Il s'arrêta au beau milieu de la lande secouée par un petit vent glacial qui pénétrait le plus épais des pulls de laine et, sortant les mains de ses poches, il repoussa son bonnet fatigué, recousu en plusieurs endroits, puis dégagea ses cheveux de ses yeux. Là, il se redressa et, tendant le bras droit devant lui, doigts de la main écartés, il se mit à psalmodier. Les mots furent emportés par le vent, mais quiconque les aurait entendus n'aurait pu les comprendre car ce n'était autre que de l'Ancien Langage.

Emrys passa sa langue sur ses lèvres sèches puis reprit sa litanie. Lentement alors, devant lui, le paysage se modifia. Une brume apparut en nuages qui se roulaient les uns sur les autres, puis ce fut au tour d'un clapotis de se faire entendre, un clapotis d'eau au beau milieu des terres...

Baissant les yeux, Emrys sourit au milieu de sa barbe touffue et recula d'un pas. De l'eau était apparue à ses pieds, une eau claire qui léchait le sol comme l'aurait fait l'eau d'un paisible lac... un lac recouvert de brumes.

— Avalon... murmura alors le vieil homme.

Il y eut soudain un grand bruit d'eau et une barque dégoulinante s'approcha de la rive comme si elle était reliée à un rail au fond du lac. Elle s'arrêta dans le sol meuble de la rive et Emrys enjamba le rebord et monta dedans en s'accroupissant. Il se laissa ensuite emporter et bientôt, le tumulte de la route départementale dans son dos laissa place à un pesant silence tandis que le brouillard estompait la lumière du soleil.
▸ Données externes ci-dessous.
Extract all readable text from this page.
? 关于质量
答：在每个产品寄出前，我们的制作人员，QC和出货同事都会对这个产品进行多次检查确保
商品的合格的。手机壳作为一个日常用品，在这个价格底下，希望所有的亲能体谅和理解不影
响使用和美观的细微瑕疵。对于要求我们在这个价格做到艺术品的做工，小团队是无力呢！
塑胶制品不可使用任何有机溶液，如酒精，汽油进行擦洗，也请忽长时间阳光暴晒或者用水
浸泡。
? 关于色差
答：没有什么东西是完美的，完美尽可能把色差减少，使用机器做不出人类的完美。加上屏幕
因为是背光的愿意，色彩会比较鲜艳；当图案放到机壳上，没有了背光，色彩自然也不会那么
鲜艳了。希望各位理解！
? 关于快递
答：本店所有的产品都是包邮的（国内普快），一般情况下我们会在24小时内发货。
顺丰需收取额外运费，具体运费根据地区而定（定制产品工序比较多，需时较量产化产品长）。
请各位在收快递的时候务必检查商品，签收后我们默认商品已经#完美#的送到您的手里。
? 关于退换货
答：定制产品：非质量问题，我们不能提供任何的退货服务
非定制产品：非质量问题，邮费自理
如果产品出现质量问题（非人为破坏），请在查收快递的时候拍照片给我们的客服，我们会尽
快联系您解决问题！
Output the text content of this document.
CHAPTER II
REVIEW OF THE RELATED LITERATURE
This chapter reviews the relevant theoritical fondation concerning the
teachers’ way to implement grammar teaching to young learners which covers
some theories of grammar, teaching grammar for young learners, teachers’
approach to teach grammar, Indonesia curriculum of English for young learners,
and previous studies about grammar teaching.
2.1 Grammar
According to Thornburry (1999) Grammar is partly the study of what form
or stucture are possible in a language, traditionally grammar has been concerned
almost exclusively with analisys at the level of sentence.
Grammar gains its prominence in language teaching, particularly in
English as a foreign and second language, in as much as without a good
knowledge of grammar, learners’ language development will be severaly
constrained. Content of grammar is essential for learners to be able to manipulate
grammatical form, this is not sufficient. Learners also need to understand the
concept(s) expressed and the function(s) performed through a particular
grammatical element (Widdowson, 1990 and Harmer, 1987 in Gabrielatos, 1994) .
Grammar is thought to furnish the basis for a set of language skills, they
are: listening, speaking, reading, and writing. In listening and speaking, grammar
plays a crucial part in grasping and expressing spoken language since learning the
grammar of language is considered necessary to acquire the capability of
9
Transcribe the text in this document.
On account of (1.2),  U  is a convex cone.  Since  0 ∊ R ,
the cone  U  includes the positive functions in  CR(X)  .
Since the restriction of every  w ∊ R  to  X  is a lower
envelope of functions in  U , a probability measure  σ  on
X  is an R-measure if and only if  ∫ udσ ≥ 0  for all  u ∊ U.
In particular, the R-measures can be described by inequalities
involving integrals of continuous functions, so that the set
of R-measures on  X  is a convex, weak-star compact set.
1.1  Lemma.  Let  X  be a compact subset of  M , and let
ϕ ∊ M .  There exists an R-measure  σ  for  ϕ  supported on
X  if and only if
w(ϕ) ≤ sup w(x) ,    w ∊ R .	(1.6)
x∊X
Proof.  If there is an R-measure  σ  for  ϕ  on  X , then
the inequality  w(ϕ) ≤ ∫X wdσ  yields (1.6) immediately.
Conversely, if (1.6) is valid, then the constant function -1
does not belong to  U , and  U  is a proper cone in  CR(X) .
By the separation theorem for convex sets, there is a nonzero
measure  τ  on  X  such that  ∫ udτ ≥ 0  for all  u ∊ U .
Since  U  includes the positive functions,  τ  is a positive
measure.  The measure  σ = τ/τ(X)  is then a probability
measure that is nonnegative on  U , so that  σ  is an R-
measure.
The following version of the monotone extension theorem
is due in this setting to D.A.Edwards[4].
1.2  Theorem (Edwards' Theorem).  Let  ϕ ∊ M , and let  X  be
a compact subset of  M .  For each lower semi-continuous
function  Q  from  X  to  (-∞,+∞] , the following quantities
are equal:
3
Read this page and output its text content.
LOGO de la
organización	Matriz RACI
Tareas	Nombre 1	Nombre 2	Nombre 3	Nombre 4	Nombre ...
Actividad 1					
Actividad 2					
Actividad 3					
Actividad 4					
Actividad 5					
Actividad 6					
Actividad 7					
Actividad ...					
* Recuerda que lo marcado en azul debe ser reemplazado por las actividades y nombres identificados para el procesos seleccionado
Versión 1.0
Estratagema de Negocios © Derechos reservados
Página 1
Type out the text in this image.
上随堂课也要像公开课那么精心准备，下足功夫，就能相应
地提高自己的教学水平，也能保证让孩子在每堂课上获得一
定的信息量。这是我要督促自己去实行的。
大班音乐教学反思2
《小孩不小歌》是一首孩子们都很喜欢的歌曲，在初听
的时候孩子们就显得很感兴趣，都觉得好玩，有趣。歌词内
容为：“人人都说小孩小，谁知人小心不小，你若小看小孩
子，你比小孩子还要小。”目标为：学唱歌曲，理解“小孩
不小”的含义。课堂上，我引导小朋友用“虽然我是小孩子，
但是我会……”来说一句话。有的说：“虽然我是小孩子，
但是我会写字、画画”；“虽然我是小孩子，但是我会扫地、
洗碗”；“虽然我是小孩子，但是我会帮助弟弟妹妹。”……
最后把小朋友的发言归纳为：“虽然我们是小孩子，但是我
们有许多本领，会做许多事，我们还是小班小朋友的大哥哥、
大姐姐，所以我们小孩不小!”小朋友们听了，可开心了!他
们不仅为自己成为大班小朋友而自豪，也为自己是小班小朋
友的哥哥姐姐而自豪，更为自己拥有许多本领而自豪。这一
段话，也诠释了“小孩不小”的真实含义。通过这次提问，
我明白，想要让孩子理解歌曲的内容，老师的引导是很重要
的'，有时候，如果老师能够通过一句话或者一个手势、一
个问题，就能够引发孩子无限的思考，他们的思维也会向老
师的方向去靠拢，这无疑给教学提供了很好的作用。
Enveloppé par la brume, Emrys s'assit au fond de la barque et ouvrit l'une de ses besaces. Il en tira un rouleau de parchemin usé par les manipulations et le déroula avec précaution.

Depuis des siècles, tous les dix ans, il venait ici, sur l'Île d'Avalon, dans l'espoir qu'un jour, la magie de l'endroit lui révélerait enfin qu'un nouveau Roi est né, mais chaque décennie c'était la même chose, la tombe d'Arthur Pendragon restait muette. Emrys, autrefois connu sous le nom de Merlin, repartait alors, le cœur plus lourd et les épaules plus voûtées encore...

Mais cette fois-ci, il y avait quelque chose de différent dans l'air, Emrys le sentait. Il se passait quelque chose dans les mondes cachés et la magie s'agitait de partout. Les habitants actuels de ce monde ne comprenaient pas ce qui se passait, ils avaient peur et craignaient les inondations, les tremblements de terre et les éruptions volcaniques, mais Emrys, lui, savait que toutes ces perturbations n'avaient rien à voir avec une planète en colère, non, c'était simplement que quelque chose se préparait dans les mondes invisibles. Quoi, il l'ignorait, et secrètement, il espérait que cette chose était l'avènement d'un nouveau Roi, un nouveau-né à qui il faudrait tout apprendre, ou bien, mais l'espoir était mince, qu'il allait enfin pouvoir retrouver son Roi, Arthur Pendragon, après tant d'années de séparation...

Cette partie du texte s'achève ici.